Confidence in the global economy among power and utility bosses is at its highest in two years, according to consultants EY.
In its newly-published Capital Confidence Barometer: Power and Utilities, EY interviewed 203 global power and utility executives and 67 per cent of them believe the economy is improving, compared with 47 per cent six months ago.
Matt Rennie, global transactions Power & Utilities leader at EY, said this confidence was “reflected in a significant increase in deal volumes and more large deals”.
“Half of power and utility executives say growth is their top priority, up from 40 per cent a year ago. Ninety-three per cent consider credit either stable or improving – the highest levels in two years. We expect this alignment of core fundamentals for deal-making – economic confidence, credit availability and focus on growth – to favour higher transactional activity.”

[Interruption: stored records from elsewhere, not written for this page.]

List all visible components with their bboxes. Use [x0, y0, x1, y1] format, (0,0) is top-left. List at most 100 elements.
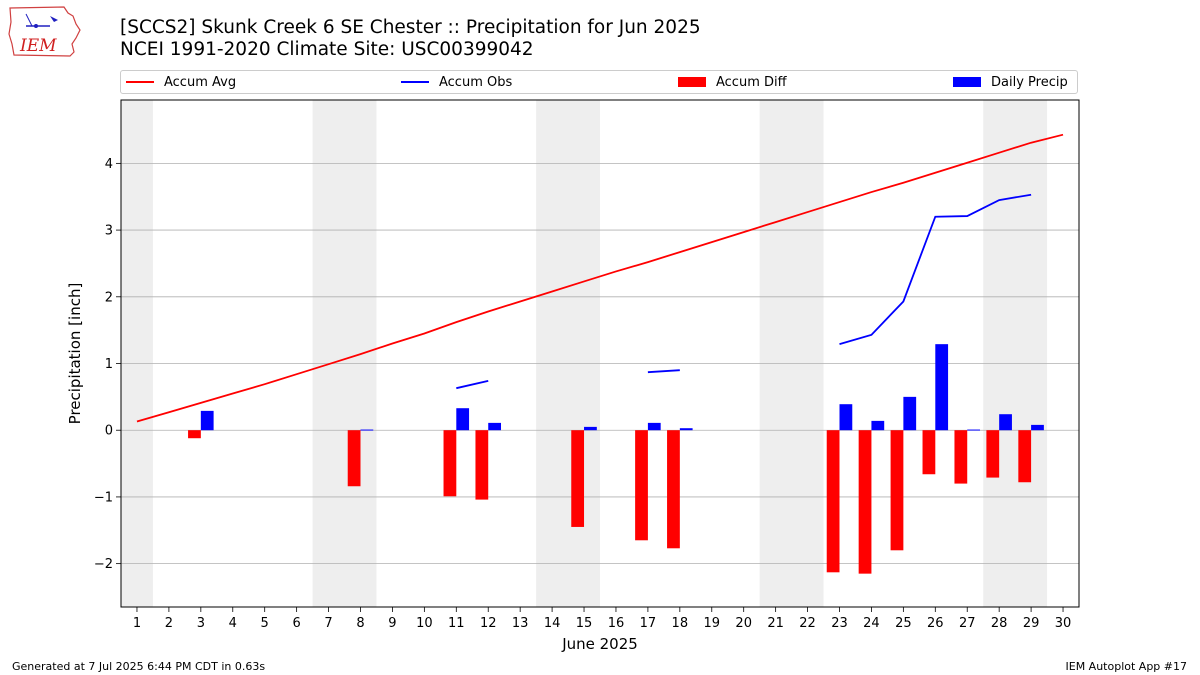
weekend-band: [536, 100, 600, 607]
x-tick-label: 9: [388, 616, 396, 631]
x-tick-label: 5: [261, 616, 269, 631]
x-tick-label: 2: [165, 616, 173, 631]
x-tick-label: 14: [544, 616, 561, 631]
legend-item-accum-diff: Accum Diff: [678, 71, 787, 93]
x-tick-label: 28: [991, 616, 1008, 631]
legend-swatch: [401, 81, 429, 83]
x-tick-label: 11: [448, 616, 465, 631]
y-tick-label: 1: [105, 357, 113, 372]
legend-item-daily-precip: Daily Precip: [953, 71, 1068, 93]
daily-precip-bar: [456, 408, 470, 431]
accum-avg-line: [136, 133, 1064, 423]
weekend-band: [121, 100, 153, 607]
x-tick-label: 15: [576, 616, 593, 631]
lines: [136, 133, 1064, 423]
x-tick-label: 17: [640, 616, 657, 631]
daily-precip-bar: [584, 426, 597, 431]
x-tick-label: 18: [672, 616, 689, 631]
plot-frame: [120, 99, 1080, 608]
weekend-band: [983, 100, 1048, 607]
accum-diff-bar: [858, 430, 872, 574]
x-tick-label: 22: [799, 616, 816, 631]
x-tick-label: 10: [416, 616, 433, 631]
legend-label: Daily Precip: [991, 74, 1068, 90]
accum-diff-bar: [826, 430, 840, 573]
daily-precip-bar: [903, 396, 917, 431]
legend-swatch: [678, 77, 706, 87]
y-tick-label: 3: [105, 224, 113, 239]
daily-precip-bar: [871, 420, 885, 431]
x-tick-label: 13: [512, 616, 529, 631]
footer-app-id: IEM Autoplot App #17: [1065, 660, 1188, 673]
legend-swatch: [126, 81, 154, 83]
x-tick-label: 16: [608, 616, 625, 631]
legend-label: Accum Diff: [716, 74, 787, 90]
x-tick-label: 7: [324, 616, 332, 631]
y-tick-label: 4: [105, 157, 113, 172]
x-tick-label: 8: [356, 616, 364, 631]
x-tick-label: 30: [1055, 616, 1072, 631]
bars: [188, 344, 1044, 574]
legend-label: Accum Obs: [439, 74, 513, 90]
x-tick-label: 12: [480, 616, 497, 631]
accum-obs-line: [647, 369, 680, 374]
daily-precip-bar: [679, 428, 693, 431]
weekend-shading: [121, 100, 1048, 607]
iowa-state-outline-icon: [8, 6, 81, 57]
accum-diff-bar: [571, 430, 585, 527]
daily-precip-bar: [967, 429, 981, 431]
x-tick-label: 3: [197, 616, 205, 631]
daily-precip-bar: [647, 422, 661, 431]
accum-diff-bar: [475, 430, 489, 500]
x-tick-label: 29: [1023, 616, 1040, 631]
iem-logo: IEM: [8, 6, 81, 57]
footer-generated-info: Generated at 7 Jul 2025 6:44 PM CDT in 0…: [12, 660, 266, 673]
legend-item-accum-avg: Accum Avg: [126, 71, 236, 93]
x-tick-label: 19: [703, 616, 720, 631]
daily-precip-bar: [1031, 424, 1044, 431]
legend: Accum Avg Accum Obs Accum Diff Daily Pre…: [120, 70, 1078, 94]
weekend-band: [759, 100, 824, 607]
daily-precip-bar: [360, 429, 374, 431]
accum-diff-bar: [347, 430, 361, 487]
x-tick-label: 25: [895, 616, 912, 631]
daily-precip-bar: [488, 422, 502, 431]
daily-precip-bar: [999, 414, 1012, 431]
legend-label: Accum Avg: [164, 74, 237, 90]
chart-title: [SCCS2] Skunk Creek 6 SE Chester :: Prec…: [120, 17, 701, 38]
accum-diff-bar: [188, 430, 201, 439]
weekend-band: [312, 100, 377, 607]
x-tick-label: 24: [863, 616, 880, 631]
x-tick-label: 6: [292, 616, 300, 631]
y-tick-label: −1: [94, 490, 113, 505]
x-axis-label: June 2025: [561, 635, 638, 653]
accum-diff-bar: [986, 430, 1000, 478]
gridlines: [121, 162, 1079, 565]
chart-subtitle: NCEI 1991-2020 Climate Site: USC00399042: [120, 39, 534, 60]
accum-obs-line: [839, 193, 1032, 346]
x-tick-label: 23: [831, 616, 848, 631]
x-tick-label: 26: [927, 616, 944, 631]
daily-precip-bar: [935, 344, 949, 431]
accum-diff-bar: [1018, 430, 1032, 483]
x-tick-label: 21: [767, 616, 784, 631]
accum-diff-bar: [922, 430, 936, 475]
y-tick-label: 0: [105, 424, 113, 439]
legend-item-accum-obs: Accum Obs: [401, 71, 512, 93]
logo-text: IEM: [19, 36, 57, 56]
x-tick-label: 27: [959, 616, 976, 631]
legend-swatch: [953, 77, 981, 87]
daily-precip-bar: [839, 404, 853, 431]
daily-precip-bar: [200, 410, 214, 431]
x-tick-label: 20: [735, 616, 752, 631]
y-tick-label: −2: [94, 557, 113, 572]
x-tick-label: 1: [133, 616, 141, 631]
accum-diff-bar: [890, 430, 904, 551]
y-axis-label: Precipitation [inch]: [66, 283, 84, 425]
accum-diff-bar: [954, 430, 968, 484]
x-tick-label: 4: [229, 616, 237, 631]
y-tick-label: 2: [105, 290, 113, 305]
accum-diff-bar: [635, 430, 648, 541]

And he added: “As utilities continue to reshape their portfolio and look to newer markets and services, we expect a more robust M&A climate into the next 12 months.”
According to EY, there was a 25 per cent increase in global power and utility deal volumes in the third quarter (Q3) of this year, compared to Q2, with a 67 per cent increase in Q3 global deal value compared to Q2.
EY asked power and utility bosses to name the top five countries outside of their own domestic market in which they were most likely to invest. Brazil came out top, followed by India, Canada, South Africa and Chile.
Other key findings of EY survey of power and utility bosses were: 48 per cent perceive global political instability to be the greatest growth barrier to their business; 59 per cent are confident of the credit availability in the market compared with 32 per cent a year ago; 51 per cent expect to allocate 25 per cent or more of their acquisition capital to BRIC countries in the next 12 months; and 49 per cent have greater focus on investing in emerging markets compared to a year ago.
Pip McCrostie, global vice-chair of EY’s Transaction Advisory Services, said: “Confidence in the global economy is at a two-year high. Companies have weathered a prolonged period of uncertainty during which time they strengthened their balance sheets and optimized their capital structures.
“Having warehoused cash for a number of years and with a ready access to credit, leading corporates are in a strong financial position to do deals – they now have more confidence to pull the trigger.”
But she stressed that “this does not mean we will see a return to boom-time deal-making. That was unsustainable – but so is the M&A recession we have experienced since 2009.
“For many companies, operational efficiencies and a focus on cost cutting can no longer meet growth mandates. As a result, the signs are that M&A will once again be a preferred route to achieve growth.”